4

I'm in a need to create a data-structure based on Linked list, Array, And constant memory usage.

As an input i get two numbers: N and M.

N represents maximum capacity of a disk-on-key, M represents maximum capacity of a computer hard-drive, So that M>N.

So i need to create a program that 'moves' information from the hard-drive to the disk-on-key, That program needs to implements the following methods:

  1. Insert(data) - Inserts the data into the disk-on-key, If its full it removes the data least important(*): worst case run-time O(1).
  2. delete(data) - deletes the given data from the disk-on-key - O(1)

(*) the user can change the file importance.

Maximum amount of memory usage is O(M)

What i did so far:

I've created an array [1...M] which will 'hold' the computer data, I've created a doubly linked list which will hold the disk-on-key data. [The idea is: each time a data is added to the disk-on-key it will be added to the linked list, and i can go directly to the data using the array as a index(/key) storage.]

My computer data fields:

node firstNode;
node currentNode; 
node[] dataCollection; // Will hold computer hard-drive data

So i wanted to create method replacing the least important data with data i want to add [so i'll be able to use in Insert], My code for replace:

public void replace(int leastImportantdata, int insertData){
    node leastImportant = dataCollection[leastImportantdata];
    if (leastImportant.prev!=null) leastImportant.prev.next=dataCollection[insertData-1];
    if (leastImportant.next!=null) leastImportant.next.prev=dataCollection[insertData-1];
    numOfReplacements++;

So, my main problem is finding the least important data given those two 'combined' data structures and still keeping a run-time of O(1), Especially when the user decides to change the files importance.

  • Say that we start with {4,3,2,1} (numbers represents importance) the least important data would be 1.Suddenly, the user decided to change the last file importance to 5, we get {4,3,2,5} and least important data is 2.

Any idea?

assylias
  • 321,522
  • 82
  • 660
  • 783
StationaryTraveller
  • 1,449
  • 2
  • 19
  • 31
  • What is the range of "Importance"? That is, what is the highest and lowest Importance that can be assigned to a datum? – RBarryYoung Apr 06 '13 at 18:16
  • Why do you feel you need O(1), when O(log N) is almost certainly adequate and doing better than that is virtually impossible? – Hot Licks Apr 06 '13 at 18:16
  • These questions may not be necessary if he paid more attention to his design. Using a SkipList can help produce a very simple and clean solution for this problem. – Igwe Kalu Apr 06 '13 at 18:35
  • 2
    If you could make `insert` O(1) then you would be able to sort in O(N): First insert N items. Nothing needs to be removed yet. Then insert N items whose value is "infinity". Each time you add an "infinity" item, one of the original items will be removed - append that item to the output. Tada, you have done the impossible: Comparison-based sort faster than O(N log N). – Raymond Chen Apr 06 '13 at 18:43
  • @IGwe: but the requirement is not for a "simple and clean solution" it is for O(1) Inserts and O(1) Deletes, which SkipLists do not insure. – RBarryYoung Apr 06 '13 at 18:46
  • @RaymondChen Sorting in O(N) is only impossible in the most general case. There are *many* circumstances and constraints where Sorting in O(N) is not only possible, but the SOP solution. Since the sorting that we are talking about is on "Importance" which sounds a lot like priority, and Priority typically has a relatively small radix, sorting in O(N) may well be possible. (Of course we won't know for sure until the OP answers my question ...) – RBarryYoung Apr 06 '13 at 19:36
  • @RBarryYoung True, but we have no information about the nature of the key.

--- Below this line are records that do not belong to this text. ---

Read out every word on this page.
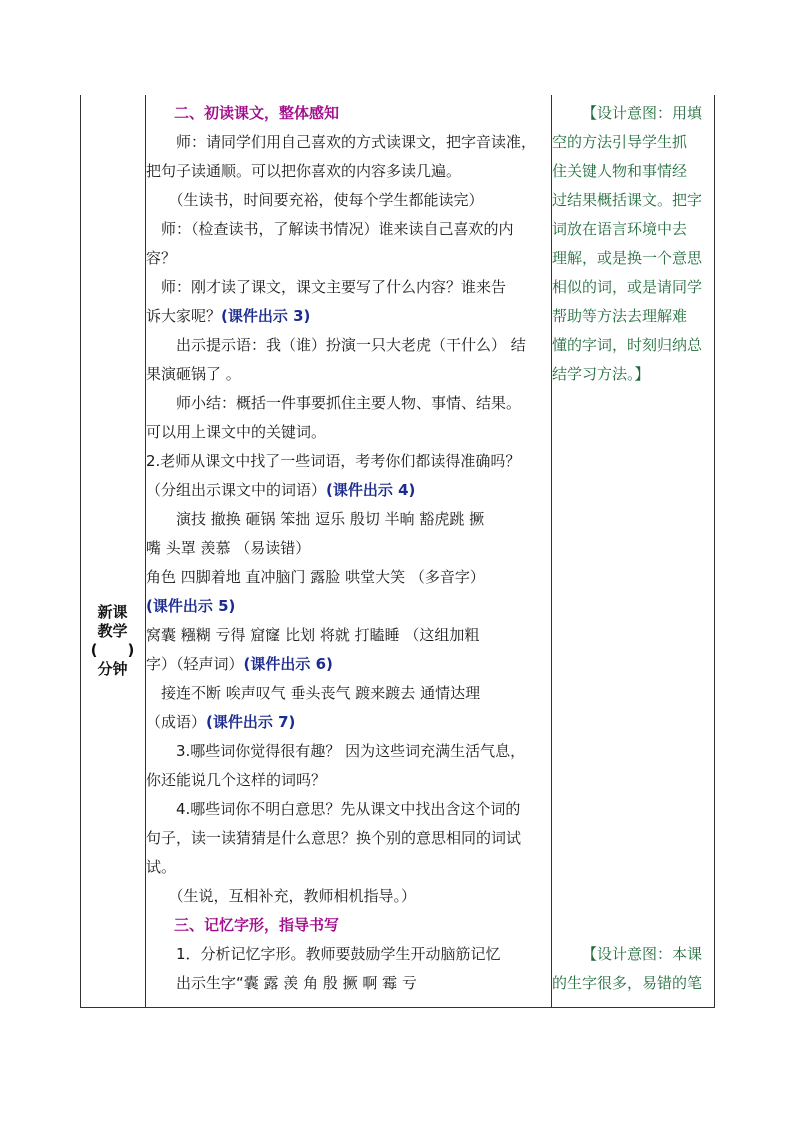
新课
教学
(　　)
分钟
二、初读课文，整体感知
　　师：请同学们用自己喜欢的方式读课文，把字音读准，
把句子读通顺。可以把你喜欢的内容多读几遍。
　　（生读书，时间要充裕，使每个学生都能读完）
　师：（检查读书，了解读书情况）谁来读自己喜欢的内
容？
　师：刚才读了课文，课文主要写了什么内容？谁来告
诉大家呢？(课件出示 3)
　　出示提示语：我（谁）扮演一只大老虎（干什么） 结
果演砸锅了 。
　　师小结：概括一件事要抓住主要人物、事情、结果。
可以用上课文中的关键词。
2.老师从课文中找了一些词语，考考你们都读得准确吗？
（分组出示课文中的词语）(课件出示 4)
　　演技 撤换 砸锅 笨拙 逗乐 殷切 半晌 豁虎跳 撅
嘴 头罩 羡慕 （易读错）
角色 四脚着地 直冲脑门 露脸 哄堂大笑 （多音字）
(课件出示 5)
窝囊 糨糊 亏得 窟窿 比划 将就 打瞌睡 （这组加粗
字）（轻声词）(课件出示 6)
　接连不断 唉声叹气 垂头丧气 踱来踱去 通情达理
（成语）(课件出示 7)
　　3.哪些词你觉得很有趣？ 因为这些词充满生活气息，
你还能说几个这样的词吗？
　　4.哪些词你不明白意思？先从课文中找出含这个词的
句子，读一读猜猜是什么意思？换个别的意思相同的词试
试。
　　（生说，互相补充，教师相机指导。）
三、记忆字形，指导书写
　　1．分析记忆字形。教师要鼓励学生开动脑筋记忆
　　出示生字“囊 露 羡 角 殷 撅 啊 霉 亏
【设计意图：用填
空的方法引导学生抓
住关键人物和事情经
过结果概括课文。把字
词放在语言环境中去
理解，或是换一个意思
相似的词，或是请同学
帮助等方法去理解难
懂的字词，时刻归纳总
结学习方法。】
【设计意图：本课
的生字很多，易错的笔
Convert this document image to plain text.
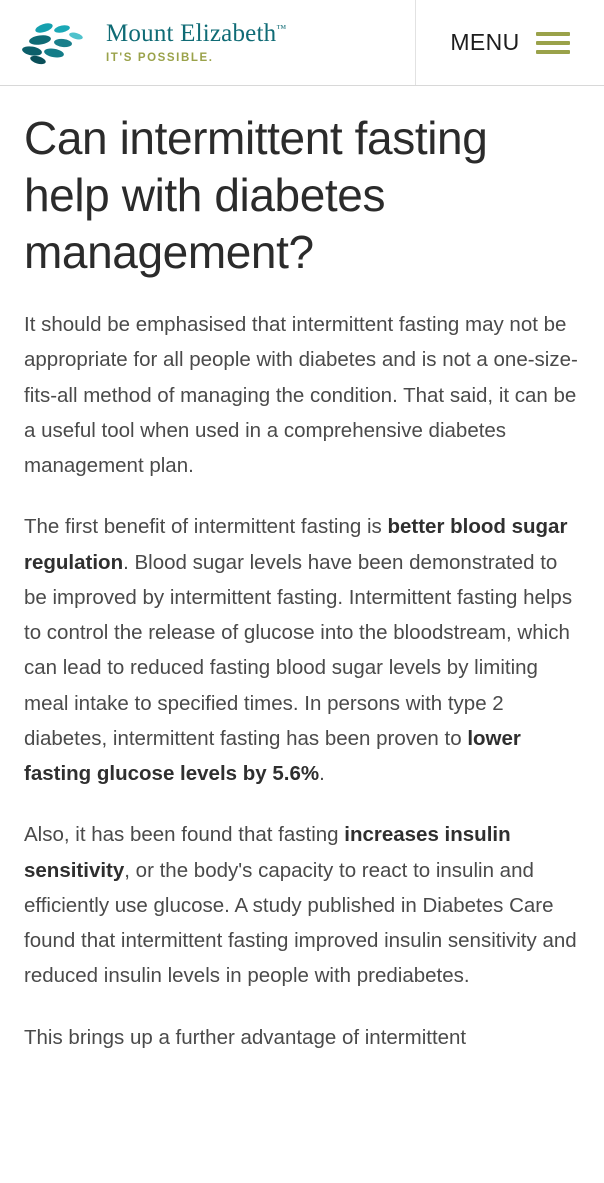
Mount Elizabeth™
IT'S POSSIBLE.
MENU
Can intermittent fasting help with diabetes management?

It should be emphasised that intermittent fasting may not be appropriate for all people with diabetes and is not a one-size-fits-all method of managing the condition. That said, it can be a useful tool when used in a comprehensive diabetes management plan.

The first benefit of intermittent fasting is better blood sugar regulation. Blood sugar levels have been demonstrated to be improved by intermittent fasting. Intermittent fasting helps to control the release of glucose into the bloodstream, which can lead to reduced fasting blood sugar levels by limiting meal intake to specified times. In persons with type 2 diabetes, intermittent fasting has been proven to lower fasting glucose levels by 5.6%.

Also, it has been found that fasting increases insulin sensitivity, or the body's capacity to react to insulin and efficiently use glucose. A study published in Diabetes Care found that intermittent fasting improved insulin sensitivity and reduced insulin levels in people with prediabetes.

This brings up a further advantage of intermittent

If "importance" is a finite set, then a linked list per importance would work. – Raymond Chen Apr 06 '13 at 19:42
  • @RaymondChen Yes, exactly, a Priority Queue. – RBarryYoung Apr 06 '13 at 20:14
  • @RBarryYoung how's the range of 'importance' matter? – StationaryTraveller Apr 07 '13 at 07:40
  • @IGwe what do you mean by skip list? And how does it help to solve this problem? – StationaryTraveller Apr 07 '13 at 07:41
  • @Raymond Chen Importance if finite, There might be two files (or more) with the same importance, Though the idea of a priority queue might sound. The problem comes when there's a switch (Or new setting of importance by the user) – StationaryTraveller Apr 07 '13 at 07:43
  • @TheAlchemist priority queues do not have constant insert complexity – Osama Javed Apr 07 '13 at 08:55
  • @OsamaJaved I am the one who implied that Priority Queues have constant Insert/Delete. And you are correct, I was wrong to imply that, because, as with Sorting, in the general case it's O(Log N) for Inserts/Deletes. I always get the general concept of Priority Queues confused with the very specific implementation that almost every operating system uses for process scheduling, but whose name I can never remember. Virtually all OS's use a process scheduling data structure and algorithm that has Priority, O(1) Inserts and Deletes and dequeues the highest process for scheduling. – RBarryYoung Apr 07 '13 at 12:49
  • @TheAlchemist Answer the question and I'll be happy to show you: Because if the range/radix of Priority is restricted than it can definitely be done in O(1), otherwise in probably cannot. – RBarryYoung Apr 07 '13 at 12:50
  • @RBarryYoung OS schedulers use different structures based on scheduler types. I think they start off from FIFO Queues and then get more complicated with buckets for different levels of scheduling priorities .. I studied those a couple of years ago so do not remember the specifics :) – Osama Javed Apr 07 '13 at 14:01
  • @OsamaJaved Actually, they almost all use an array of lists. The low level details may vary but the high level structure and approach are virtually identical. It's been considered a solved problem for almost forty years. – RBarryYoung Apr 08 '13 at 00:54
  • @RBarryYoung Let me see if i got you. lets say the user can change the importance by +1 (or +c) each time, makes the problem solvable by fitting the file to a correct place in a priority queue each time i get importance change by the user? – StationaryTraveller Apr 08 '13 at 17:37
  • @TheAlchemist Yes. The key to keeping this O(1) is that the total number of distinct values that Importance can take is small enough to fit into an integer as a bit offset/number (so 64 is probably the practical upper limit for this trick). – RBarryYoung Apr 08 '13 at 19:56
  • @RBarryYoung Sounds Interesting, Can you show me implementation example? – StationaryTraveller Apr 09 '13 at 10:55
  • @TheAlchemist Still waiting for you to answer my question. – RBarryYoung Apr 09 '13 at 23:34

2 Answers2

-1

to be able to figure out least important data you need an order to your list.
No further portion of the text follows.